Candidly telling the world about the weakness of an opponent is a strategy that even the occasionally insensitive Williams avoids. But Clijsters was not being nasty, just offering an honest assessment of her opponent's strengths, weaknesses, the entire package, and how she will try to counter it. Pointlessly "dissing" Petrova's mobility is not part of the equation.

But even Clijsters, despite her 6-2, 6-1 dismissal of Conchita Martinez in the quarter-final, is not so myopic as to be unaware that behind Petrova looms Williams, despite little Justine Henin-Hardenne standing in the American's way in the other semi-final.

"She (Serena) can put it (her game) to another level," admits Clijsters. "That's why she's won the last (four) Grand Slams. Because she lost to Amelie last week in Rome, she would play better just to get revenge. She can do that."

Clijsters faced Williams at the Australian Open earlier this year and built a 5-1 lead. But the American came back to win the match by raining down that unique firestorm of unreturnable serves and groundstrokes that require a Surgeon General's health warning. She was able to raise her game to a different physical level and to a greater intensity.

"In Australia, she just raised her level so much higher," says Clijsters. "In the beginning, in that match, she made a lot of mistakes. I don't think I did anything different from 5-1 until she won the match. She just didn't make any mistakes any more. She was hitting winners off my first serves."

Henin-Hardenne will take into the semi-final the comfort of knowing she will replace Venus as the world number three. Henin-Hardenne is another of those rare individuals who holds a Williams' scalp. In fact, the 20-year-old Belgian is one of only four current players to have beaten both Serena, Venus and Jennifer Capriati, the others being Lindsay Davenport, Monica Seles and Clijsters.

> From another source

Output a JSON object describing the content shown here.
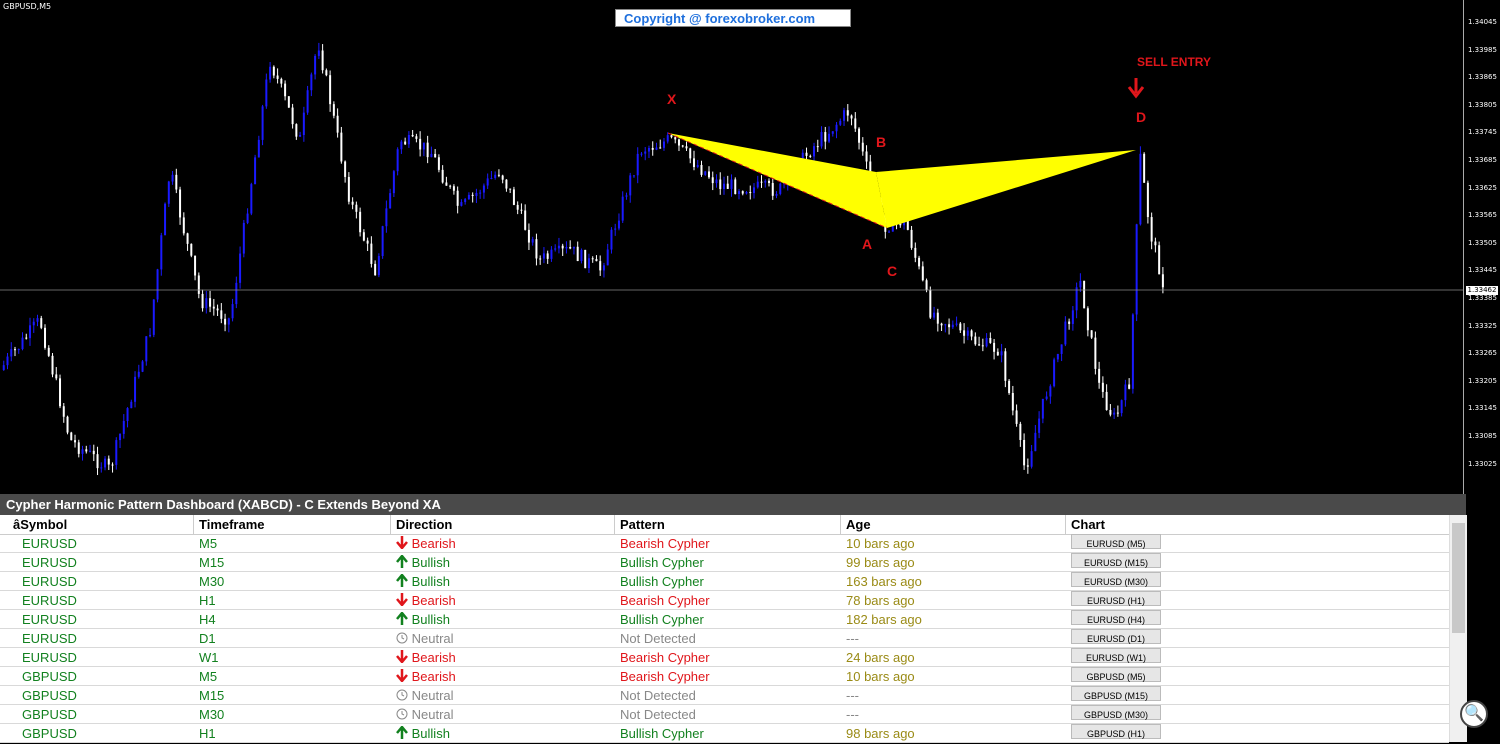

"Last time I beat her (Serena), I know she doesn't like that," says Henin-Hardenne, who is quietly defiant. "She's gonna have great motivation to beat me again because she lost in Charleston. So I know that. Serena will tell you that she played very badly in Charleston. This is what she thinks. I have nothing else to add. But I know what all the strengths and weaknesses of Serena are. I will feel a little intimidated, but I will try to have a positive attitude," she says.

Dropping just one set thus far to Patty Schnyder should encourage that. The thing is, Williams has dropped none.